他にも、元から取れていた真珠のうち幾つかいいものを用意している。それと信秀殿から輸入しているただの石に見せかけた陶石を職人街の連中に磁器に変えてもらっている。更には粗銅を輸入して金銀銅に変えて、刀剣もいいのを数振り用意している。
これには訳がある。多分だが…
「殿!下田に何やら見慣れない大きな船がやってきておりまする!土肥で作らせている新型船のような物らしいです。」
「よし!やっときたか!蔵に用意しておいた荷物を下田にすぐに送れ!虎高!勘助!それと日吉丸を呼び出せ!すぐに俺も下田へ向かう!直勝には土肥にいる船大工達を下田に送るようにすぐに連絡しろ!」
慌ただしい城内がさらに忙しくなる。俺はそのまま虎高と勘助に合流して、馬を乗り継いで下田に向かう。
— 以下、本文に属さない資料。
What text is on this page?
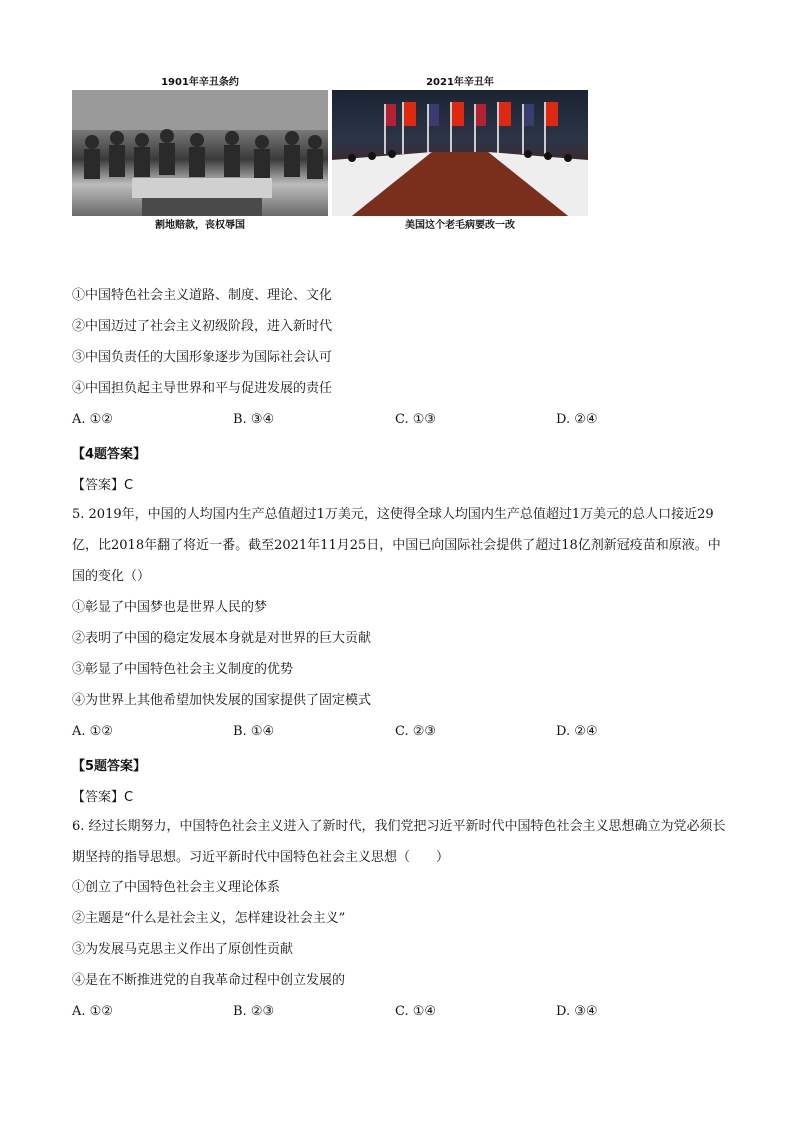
1901年辛丑条约
割地赔款，丧权辱国
2021年辛丑年
美国这个老毛病要改一改
①中国特色社会主义道路、制度、理论、文化
②中国迈过了社会主义初级阶段，进入新时代
③中国负责任的大国形象逐步为国际社会认可
④中国担负起主导世界和平与促进发展的责任
A. ①②	B. ③④	C. ①③	D. ②④
【4题答案】
【答案】C
5. 2019年，中国的人均国内生产总值超过1万美元，这使得全球人均国内生产总值超过1万美元的总人口接近29亿，比2018年翻了将近一番。截至2021年11月25日，中国已向国际社会提供了超过18亿剂新冠疫苗和原液。中国的变化（）
①彰显了中国梦也是世界人民的梦
②表明了中国的稳定发展本身就是对世界的巨大贡献
③彰显了中国特色社会主义制度的优势
④为世界上其他希望加快发展的国家提供了固定模式
A. ①②	B. ①④	C. ②③	D. ②④
【5题答案】
【答案】C
6. 经过长期努力，中国特色社会主义进入了新时代，我们党把习近平新时代中国特色社会主义思想确立为党必须长期坚持的指导思想。习近平新时代中国特色社会主义思想（　　）
①创立了中国特色社会主义理论体系
②主题是“什么是社会主义，怎样建设社会主义”
③为发展马克思主义作出了原创性贡献
④是在不断推进党的自我革命过程中创立发展的
A. ①②	B. ②③	C. ①④	D. ③④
下田では見慣れない船と異人に物珍しさで人が集まり、兵が揃っていた。
「大丈夫だ!武器を下ろせ!」
俺は周りに声をかけながら虎高と共に南蛮人に近づく。南蛮人の商人らしき男とその通訳らしい人間がいる。
俺はスペイン語で話しかける。
「Me llamo uzimasa Para dar la bienvenida」
俺の名は氏政。歓迎するよ。
相手は驚いた様子だ。当たり前だな。この時代にスペイン語を話せる日本人がいるとは思えないだろうしな。
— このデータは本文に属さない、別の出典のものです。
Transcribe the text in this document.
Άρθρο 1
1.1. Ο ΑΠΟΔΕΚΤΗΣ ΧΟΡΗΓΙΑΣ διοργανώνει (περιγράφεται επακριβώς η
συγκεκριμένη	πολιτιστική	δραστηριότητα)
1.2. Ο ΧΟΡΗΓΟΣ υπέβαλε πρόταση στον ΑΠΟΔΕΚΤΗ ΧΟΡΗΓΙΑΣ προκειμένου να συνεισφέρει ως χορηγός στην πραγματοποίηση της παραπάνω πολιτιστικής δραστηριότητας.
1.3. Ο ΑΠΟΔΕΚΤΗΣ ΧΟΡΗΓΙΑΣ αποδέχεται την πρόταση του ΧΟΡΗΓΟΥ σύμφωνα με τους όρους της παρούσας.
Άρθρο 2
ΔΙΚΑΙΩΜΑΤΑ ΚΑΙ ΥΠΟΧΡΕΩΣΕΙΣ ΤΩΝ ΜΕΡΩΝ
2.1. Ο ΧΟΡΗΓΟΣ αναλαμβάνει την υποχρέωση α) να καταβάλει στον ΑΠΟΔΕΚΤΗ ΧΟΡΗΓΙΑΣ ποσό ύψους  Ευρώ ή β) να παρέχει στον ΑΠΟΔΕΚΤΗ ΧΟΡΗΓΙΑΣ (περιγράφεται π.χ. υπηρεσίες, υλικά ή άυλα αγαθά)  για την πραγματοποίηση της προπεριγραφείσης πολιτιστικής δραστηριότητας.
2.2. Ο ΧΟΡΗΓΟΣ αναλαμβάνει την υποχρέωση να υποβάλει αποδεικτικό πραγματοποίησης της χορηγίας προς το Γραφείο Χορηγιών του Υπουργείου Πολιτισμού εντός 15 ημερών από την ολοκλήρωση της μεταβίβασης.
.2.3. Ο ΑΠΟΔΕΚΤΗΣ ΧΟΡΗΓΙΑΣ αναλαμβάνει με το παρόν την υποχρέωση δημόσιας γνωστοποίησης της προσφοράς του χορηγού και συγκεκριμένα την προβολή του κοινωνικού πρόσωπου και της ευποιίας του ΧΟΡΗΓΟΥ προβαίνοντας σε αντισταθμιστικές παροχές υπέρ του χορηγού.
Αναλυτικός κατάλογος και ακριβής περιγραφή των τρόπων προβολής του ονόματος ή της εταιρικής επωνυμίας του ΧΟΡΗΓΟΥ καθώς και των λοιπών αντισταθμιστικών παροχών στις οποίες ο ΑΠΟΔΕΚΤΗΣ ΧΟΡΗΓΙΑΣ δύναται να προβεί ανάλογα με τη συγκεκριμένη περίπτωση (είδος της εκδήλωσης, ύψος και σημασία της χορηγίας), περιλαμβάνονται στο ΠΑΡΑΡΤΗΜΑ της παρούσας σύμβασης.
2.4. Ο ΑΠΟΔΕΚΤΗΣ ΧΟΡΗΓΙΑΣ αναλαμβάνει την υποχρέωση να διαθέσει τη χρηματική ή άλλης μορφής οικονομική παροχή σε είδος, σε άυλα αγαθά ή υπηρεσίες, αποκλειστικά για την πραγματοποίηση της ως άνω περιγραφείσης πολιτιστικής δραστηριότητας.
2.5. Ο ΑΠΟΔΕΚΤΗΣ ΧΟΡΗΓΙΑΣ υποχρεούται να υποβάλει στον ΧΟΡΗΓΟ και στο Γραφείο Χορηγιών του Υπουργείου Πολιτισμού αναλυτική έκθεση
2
「これはどうも。商人のアフォンソです。豊後にいた時に手紙を貰ってこちらまで来ました。」
「あの手紙を書いたのも俺だ。伝わってよかったよ。こんなところで立ち話もあれだ。城までこないか?」
「勿論喜んで。」
俺が南蛮人と会話できるのを見て、民は八幡様の神子だと感動している。配下達はもう変なことに慣れっこで気にもしていない。
日吉丸は持ち前の人の良さそうな笑顔で、既に南蛮人からも友好的に接して貰っている。
「さて、お主に聞きたいことがある。お主は宣教目的か?商売目的か?俺の見立てでは商売目的で偵察して、可能ならば宣教師を送り込むつもりだと考えているが。」
「え、ええ…。敵いませぬな。その通りでございまする。」
「そうか、ならいい。まず先に言っておこう。この国では布教をするためには帝、この国の皇帝に許可を取らなければいけない。この地で流行している仏教も最初はそうしていた。ルールくらい従えるだろ?それと、日の本で布教をしたいなら人身売買は辞めておくことだな。今の帝は国民を自分の子供と思って労っている。布教の許可も得られずに商売も禁止される可能性があるぞ。」
「なんと!ありがとうございます。本国にはしっかりと伝えておきます。」
「よし、では商談に入ろう。こちらが要求するものは3つ。鉄砲、フランキ砲、クロスボウだ。そなたらはフランキ砲を売り出したがっていると聞いているぞ。そして可能であればサツマイモやトマトや玉ねぎやジャガイモ、それと香辛料の苗木に珍しい植物だ。なんでもいい。この日本にないものを待っている。食用が望ましいが、そうでなくてもいい。」
トマトとジャガイモに関しては今は観賞用の花のはずだから、それを伝えておく。それと各植物の特徴をまとめたものを紙にまとめてメモを渡しておく。
「わかりましたが、その対価はどうなりましょうか?特に鉄砲。クロスボウとフランキ砲はお譲りしても問題ないのですが、鉄砲はまだ日の本にないはず。何故知っておられる?」
「対価は真珠や金銀、磁器や刀剣だ。それに珍しい酒もある。知っているのはモスクワやイングランド、新大陸についてくらいさ。なんでも知っている訳じゃない。だが、お前達が新大陸でやっている事は知っているぞ。」
相手は脂汗をかき震えている。少し威圧した程度と思われるかもしれないが、相手にとっては未知の相手、そしてこちらの情報を一方的に掴まれている状態。恐怖だろうな。
「は、はっ。それでお譲りいたしまする。しかし!可能であればイングランドを優先することなどはやめていただきたく…」
「ふんっ、それは大丈夫だ。商売をしているだけだろう?我々は。」
「そうでしたね。」
「あ、それと金銀の交換比率はお前達に合わせておいてやろう。」
「はい、もうどうぞお好きにお願いします。」
俺はこうして鉄砲3丁とフランキ砲2つに弾、クロスボウ10を手に入れて次の取引の予定を立てた。